Michigan’s Coronavirus Task Force on Racial Disparities is saving black lives.
In early April, as Covid-19 was ravaging the state of Michigan, we spoke to Lt. Governor Garlin Gilchrist about why the virus was so deadly for black Americans and what the Coronavirus Task Force on Racial Disparities, which created by Governor Gretchen Whitmer and led by Lt. Governor Gilchrist, could do about it.
Six months later we’ve been through hell, which includes a kidnap plot and a successful effort by state Republicans to roll back the efforts Governor Whitmer launched to pull us back from the abyss. And despite the red tide of Covid-19 rising again in the Wolverine State, we can see the results of the Coronavirus Task Force on Racial Disparities.
“Michigan, I think, is impressive because they created that task force on racial disparities early on,” said Heather Howard, director of the State Health and Value Strategies program of the Robert Wood Johnson Foundation and the former state health commissioner in New Jersey. “And a clear focus of the task force has been incorporating equity into the long-term recovery from the pandemic.”
— The task force helped expand testing to communities of color through walk-up and pop-up sites. Mobile testing fleets were also dispatched to places easily accessible to high-need communities, like parks, and those more remote, like farms.
“The task force was ultimately charged with two jobs: The first was to decrease the disparity in the mortality rate of Covid-19 across racial and ethnic lines,” Lt. Gov. Garlin Gilchrist said in an interview. “The second charge was to connect the interventions and efforts of the racial disparities task force to our broader, longer-term systemic work to decrease racial disparities in everything that we do.”
— Vulnerable populations, including those in nursing homes, homeless shelters, and prisons have gotten extra attention for Covid containment. In May, Michigan became one of the first states to test every prisoner, doing so within 15 days. Only a few states like North Carolina followed suit with their own mass testing programs this summer.

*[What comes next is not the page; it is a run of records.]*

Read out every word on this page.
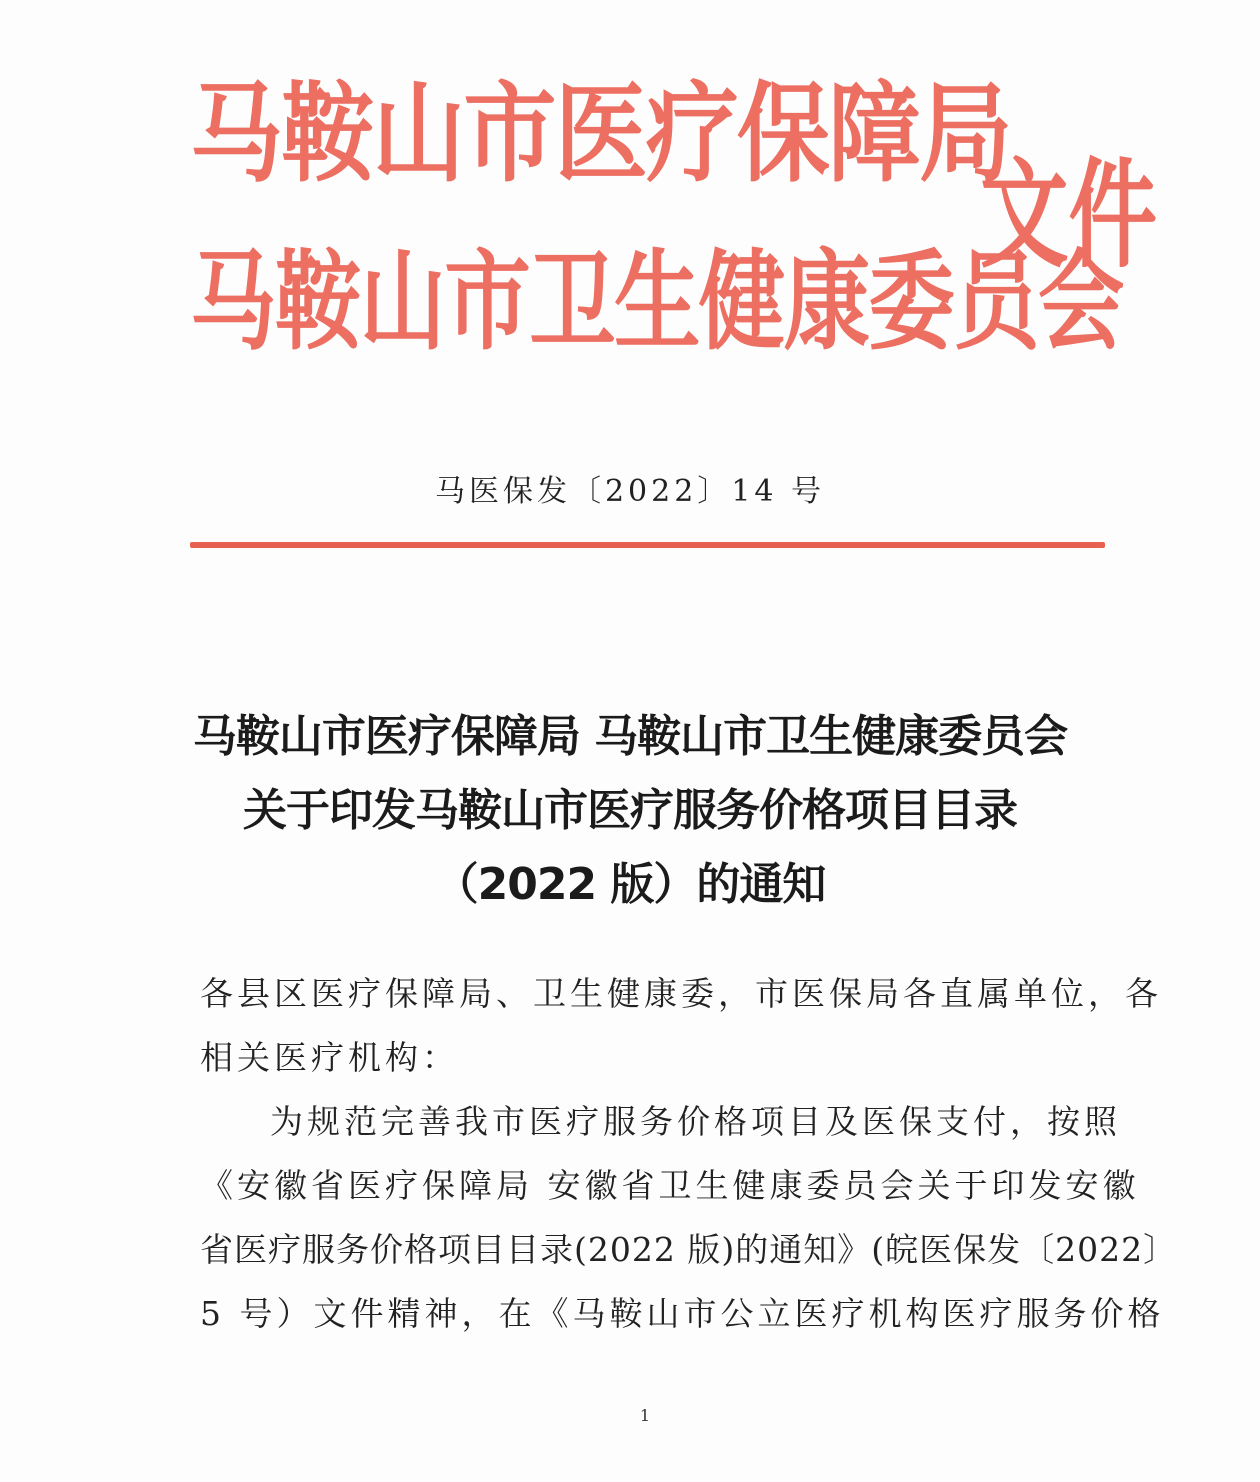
马鞍山市医疗保障局
马鞍山市卫生健康委员会
文件
马医保发〔2022〕14 号
马鞍山市医疗保障局 马鞍山市卫生健康委员会
关于印发马鞍山市医疗服务价格项目目录
（2022 版）的通知
各县区医疗保障局、卫生健康委，市医保局各直属单位，各
相关医疗机构：
为规范完善我市医疗服务价格项目及医保支付，按照
《安徽省医疗保障局 安徽省卫生健康委员会关于印发安徽
省医疗服务价格项目目录(2022 版)的通知》(皖医保发〔2022〕
5 号）文件精神，在《马鞍山市公立医疗机构医疗服务价格
1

By the fall, Michigan had dramatically narrowed Covid-19 disparities, with Black residents comprising just 8 percent of new cases and 10 percent of deaths in the last two weeks of September.
“We’ve done a lot, and the result that we’ve seen over the last couple of months is that we have flattened the disparity in the mortality rate,” Gilchrist said. “It speaks to the power of focus and prioritization.”
More can always and must be done. But our Governor and Lt. Governor made a commitment to the black community in this crisis — a commitment unique in this country — and stuck to it.